The IT team at ICICI
Bank was also keen to know if it would be possible for the SAS solution to
report on warehouse or marts. This helped in broadening the 'scope' with the
introduction of SAS ETL Server for creation of marts. Also the vision behind the
setting-up of an enterprise-wide business intelligence platform helped the team
to establish a distinct need for SAS E-Miner.
A single enterprise BI
platform with a centralized metadata management helped in broadening the vision
for consolidating their existing BI environment and establishing an enterprise
intelligence platform.
With prior experience
of reporting through multiple reporting systems, the business users in the
retail and corporate banking arm of ICICI Bank still had two separate sets of
concerns. These included migration of existing reports and whether the User
Interface was user friendly. To address issues related to migration and
scalability, SAS suggested a point of contact (PoC) and involved both business
as well as the IT users during the PoC.
The bank identified a
complex Cognos Cube-which had complex transformations in computation of moving
averages, flow through buckets, delinquency periods.
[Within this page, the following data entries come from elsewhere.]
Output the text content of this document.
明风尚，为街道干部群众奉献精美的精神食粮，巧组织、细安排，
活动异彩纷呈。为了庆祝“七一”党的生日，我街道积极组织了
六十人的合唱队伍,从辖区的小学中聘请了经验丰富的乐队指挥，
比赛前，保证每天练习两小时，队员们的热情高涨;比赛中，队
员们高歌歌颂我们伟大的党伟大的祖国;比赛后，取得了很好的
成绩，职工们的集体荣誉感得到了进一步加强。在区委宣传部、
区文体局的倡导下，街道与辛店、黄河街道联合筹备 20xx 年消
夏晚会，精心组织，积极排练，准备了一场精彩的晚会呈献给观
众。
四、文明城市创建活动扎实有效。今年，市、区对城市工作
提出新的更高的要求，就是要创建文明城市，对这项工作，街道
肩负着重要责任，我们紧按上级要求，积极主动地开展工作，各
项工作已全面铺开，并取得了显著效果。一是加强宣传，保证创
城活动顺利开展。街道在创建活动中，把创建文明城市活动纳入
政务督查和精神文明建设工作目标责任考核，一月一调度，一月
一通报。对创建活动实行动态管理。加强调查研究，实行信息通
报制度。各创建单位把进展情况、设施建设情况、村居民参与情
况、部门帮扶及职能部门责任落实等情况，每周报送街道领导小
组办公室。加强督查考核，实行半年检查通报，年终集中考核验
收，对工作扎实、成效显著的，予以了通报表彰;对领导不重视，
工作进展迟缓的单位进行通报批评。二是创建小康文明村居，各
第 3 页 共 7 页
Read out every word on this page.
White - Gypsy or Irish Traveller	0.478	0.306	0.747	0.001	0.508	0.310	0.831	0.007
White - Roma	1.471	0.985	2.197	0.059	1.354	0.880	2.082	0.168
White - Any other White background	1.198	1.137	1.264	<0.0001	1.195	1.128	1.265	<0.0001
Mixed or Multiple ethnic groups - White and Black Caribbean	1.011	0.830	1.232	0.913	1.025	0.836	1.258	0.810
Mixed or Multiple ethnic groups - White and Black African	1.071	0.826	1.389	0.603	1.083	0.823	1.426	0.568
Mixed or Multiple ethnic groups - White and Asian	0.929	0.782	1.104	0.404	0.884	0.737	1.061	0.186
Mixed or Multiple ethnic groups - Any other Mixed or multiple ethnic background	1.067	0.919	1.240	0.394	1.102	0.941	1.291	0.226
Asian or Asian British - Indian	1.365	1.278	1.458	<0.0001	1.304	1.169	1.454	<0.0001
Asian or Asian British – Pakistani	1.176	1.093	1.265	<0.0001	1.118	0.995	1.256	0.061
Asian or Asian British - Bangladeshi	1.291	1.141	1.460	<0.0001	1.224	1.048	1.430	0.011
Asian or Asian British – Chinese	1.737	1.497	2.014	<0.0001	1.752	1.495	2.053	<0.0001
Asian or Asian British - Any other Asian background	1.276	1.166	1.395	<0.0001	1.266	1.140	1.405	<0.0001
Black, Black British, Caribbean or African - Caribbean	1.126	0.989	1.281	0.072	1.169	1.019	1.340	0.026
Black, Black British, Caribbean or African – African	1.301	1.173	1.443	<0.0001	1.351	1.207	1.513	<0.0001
The bank provided SAS with
the raw data (flat file) from which the Cognos Cube was created and also a
Cognos IDQ which SAS exported into flat file.
The success of the PoC
was the key turning point for SAS. The vision of consolidating the BI
environment and setting up an enterprise-wide Business Intelligence Platform had
been created. ICICI Bank was able to establish the requisite framework for
deriving one version of truth and reporting through an enterprise-wide reporting
system.
Pravir Vohra, chief
technology officer, ICICI Bank said, “Adoption in ICICI Bank is in the line
with our strategy to consolidate our business intelligence framework and
establish an enterprise-wide business intelligence platform.”